My mother has kept a framed copy of this photo of my grandfather in her studio for as long as I can remember. Beside it, she has a similar photo of herself taken when she was a few years older, also on a horse. She wanted to get one of me to complete the series, but I was never particularly keen on horses.
A few years ago, we found another copy of the same photo of my grandfather. It was in considerably worse shape, but on the back was a short handwritten message in Yiddish.
In English, it reads:
I send you my son. Later, I will send you everyone.
From what I understand, my great-grandmother could not read or write, which means this must have written by my great-grandfather. My grandfather looks to be around 4 or 5 here, so the photo was taken (and these words written) within a year of the end of World War I.
There is something eerie about touching your fingers to the penmarks made almost a century ago by a man whom you never met, but to whom you owe your existence nevertheless.

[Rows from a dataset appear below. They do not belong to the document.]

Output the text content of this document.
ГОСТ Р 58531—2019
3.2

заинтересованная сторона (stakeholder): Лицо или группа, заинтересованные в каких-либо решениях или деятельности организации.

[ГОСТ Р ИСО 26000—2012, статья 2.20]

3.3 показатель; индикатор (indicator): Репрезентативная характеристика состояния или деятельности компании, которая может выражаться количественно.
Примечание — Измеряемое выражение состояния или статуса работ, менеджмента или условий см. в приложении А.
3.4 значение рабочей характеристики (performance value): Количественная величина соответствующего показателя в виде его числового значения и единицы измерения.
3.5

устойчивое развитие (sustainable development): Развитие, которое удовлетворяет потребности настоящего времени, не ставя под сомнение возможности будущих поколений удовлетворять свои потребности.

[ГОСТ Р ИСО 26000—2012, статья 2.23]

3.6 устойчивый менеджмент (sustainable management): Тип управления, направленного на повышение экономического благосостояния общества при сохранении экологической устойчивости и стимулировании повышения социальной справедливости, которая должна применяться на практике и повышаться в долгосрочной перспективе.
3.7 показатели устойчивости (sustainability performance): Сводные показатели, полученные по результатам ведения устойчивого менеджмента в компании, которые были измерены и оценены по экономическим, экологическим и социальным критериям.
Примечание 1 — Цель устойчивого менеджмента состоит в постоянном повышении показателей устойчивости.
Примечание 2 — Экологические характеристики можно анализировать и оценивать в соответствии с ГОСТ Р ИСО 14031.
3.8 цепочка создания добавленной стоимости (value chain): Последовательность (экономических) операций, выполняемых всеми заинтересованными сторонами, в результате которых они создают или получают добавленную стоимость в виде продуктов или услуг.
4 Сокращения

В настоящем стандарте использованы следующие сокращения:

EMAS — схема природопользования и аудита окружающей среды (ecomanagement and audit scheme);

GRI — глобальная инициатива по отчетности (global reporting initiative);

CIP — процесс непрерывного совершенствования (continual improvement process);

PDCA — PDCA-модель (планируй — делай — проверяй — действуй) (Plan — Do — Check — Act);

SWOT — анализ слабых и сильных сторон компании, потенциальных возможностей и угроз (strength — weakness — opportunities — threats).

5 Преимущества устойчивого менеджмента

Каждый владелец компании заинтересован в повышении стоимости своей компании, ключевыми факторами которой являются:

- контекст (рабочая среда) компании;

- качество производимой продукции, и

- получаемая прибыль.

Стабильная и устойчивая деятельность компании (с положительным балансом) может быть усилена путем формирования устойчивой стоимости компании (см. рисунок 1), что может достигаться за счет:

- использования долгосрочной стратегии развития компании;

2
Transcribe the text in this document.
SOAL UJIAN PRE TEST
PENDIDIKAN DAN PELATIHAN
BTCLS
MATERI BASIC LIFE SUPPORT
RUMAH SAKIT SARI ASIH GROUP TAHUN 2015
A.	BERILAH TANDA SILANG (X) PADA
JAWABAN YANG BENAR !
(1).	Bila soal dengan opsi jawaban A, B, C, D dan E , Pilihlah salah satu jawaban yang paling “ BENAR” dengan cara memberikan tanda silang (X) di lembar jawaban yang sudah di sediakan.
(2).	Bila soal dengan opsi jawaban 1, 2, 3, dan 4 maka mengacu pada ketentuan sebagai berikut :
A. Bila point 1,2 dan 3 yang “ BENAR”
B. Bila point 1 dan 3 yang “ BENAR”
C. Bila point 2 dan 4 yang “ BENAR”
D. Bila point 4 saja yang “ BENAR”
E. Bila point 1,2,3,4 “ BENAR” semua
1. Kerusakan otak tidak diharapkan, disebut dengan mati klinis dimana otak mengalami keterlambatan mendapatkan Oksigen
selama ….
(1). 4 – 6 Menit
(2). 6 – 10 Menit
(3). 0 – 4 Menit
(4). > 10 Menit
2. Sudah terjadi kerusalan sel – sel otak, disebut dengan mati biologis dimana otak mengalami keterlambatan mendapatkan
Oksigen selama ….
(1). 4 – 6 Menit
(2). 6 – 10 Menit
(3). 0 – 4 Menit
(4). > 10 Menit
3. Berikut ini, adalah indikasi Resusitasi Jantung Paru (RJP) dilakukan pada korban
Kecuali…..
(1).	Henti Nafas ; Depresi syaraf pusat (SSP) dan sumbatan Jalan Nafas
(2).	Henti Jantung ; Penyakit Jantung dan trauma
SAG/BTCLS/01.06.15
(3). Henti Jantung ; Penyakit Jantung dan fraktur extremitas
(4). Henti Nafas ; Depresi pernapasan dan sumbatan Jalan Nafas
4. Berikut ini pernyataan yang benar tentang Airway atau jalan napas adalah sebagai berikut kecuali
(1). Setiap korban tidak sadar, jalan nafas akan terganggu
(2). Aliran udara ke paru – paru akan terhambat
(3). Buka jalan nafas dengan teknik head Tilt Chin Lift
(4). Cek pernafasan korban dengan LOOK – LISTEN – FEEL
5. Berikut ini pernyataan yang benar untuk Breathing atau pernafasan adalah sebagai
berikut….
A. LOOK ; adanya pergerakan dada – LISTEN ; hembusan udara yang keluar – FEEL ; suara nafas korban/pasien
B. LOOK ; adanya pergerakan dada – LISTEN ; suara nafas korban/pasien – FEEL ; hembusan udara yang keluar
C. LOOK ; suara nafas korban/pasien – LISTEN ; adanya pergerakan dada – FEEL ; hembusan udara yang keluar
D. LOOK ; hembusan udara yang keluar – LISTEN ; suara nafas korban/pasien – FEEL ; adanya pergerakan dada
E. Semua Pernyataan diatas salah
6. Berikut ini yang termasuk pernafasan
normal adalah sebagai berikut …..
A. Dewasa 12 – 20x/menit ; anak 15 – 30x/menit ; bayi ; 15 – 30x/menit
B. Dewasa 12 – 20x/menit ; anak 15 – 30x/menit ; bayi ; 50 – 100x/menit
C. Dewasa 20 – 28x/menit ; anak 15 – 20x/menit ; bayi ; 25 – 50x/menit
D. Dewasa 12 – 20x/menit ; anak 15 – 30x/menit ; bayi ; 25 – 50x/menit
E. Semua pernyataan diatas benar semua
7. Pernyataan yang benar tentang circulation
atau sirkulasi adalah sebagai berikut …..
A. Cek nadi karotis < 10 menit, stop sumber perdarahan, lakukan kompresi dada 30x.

Even more extraordinary than seeing and touching the words is being able read them and understand them. Two simple sentences are all it takes to make my studying Yiddish (laborious and solitary as it is) worthwhile.
I’m a language nerd. I love studying grammar. To me, it’s like structural engineering. No two languages use the same assembly of struts and joists and beams and girders to construct the same thought. I have no patience for naturalistic language instruction, which places greater emphasis on developing conversational skills rather than memorizing rules. I’d rather stare at charts of verb conjugations than start by learning how to say, “Hello. How are you?” But it’s helpful to have reminders of the real reason that we study languages. Behind all the declensions and conjugations, there are people. Learning a language is about connecting with the people who speak it, whether in person or generations removed on paper.
It’s easy for native English speakers to forget the power that a language can have, because our language is not just ours. In one form or another, English belongs to the whole world, and no matter where on Earth you go, you won’t have to look very far to find people speaking it. It’s tough to identify personally with something that is hardly distinctive. For people who speak a less widespread language, their mother tongue can have much more personal significance. My mother has an old friend who, in the years since her husband’s death, has started going to a Latvian church because, even after decades in the United States, it is still comforting to hear and speak the language she grew up with.
For my great-grandparents, this would have been the case with Yiddish. Learning their language is a way for me to connect with them through space and time. But in this case, it’s also a sort of cultural preservation. Understanding the value of a language to its speakers reveals what is really lost when a language vanishes. It’s not just the sounds and the words that disappear. It’s the connections that traverse generations. Yiddish was precious to my great-grandparents because it was theirs. So I’m honoring that by making it mine as well.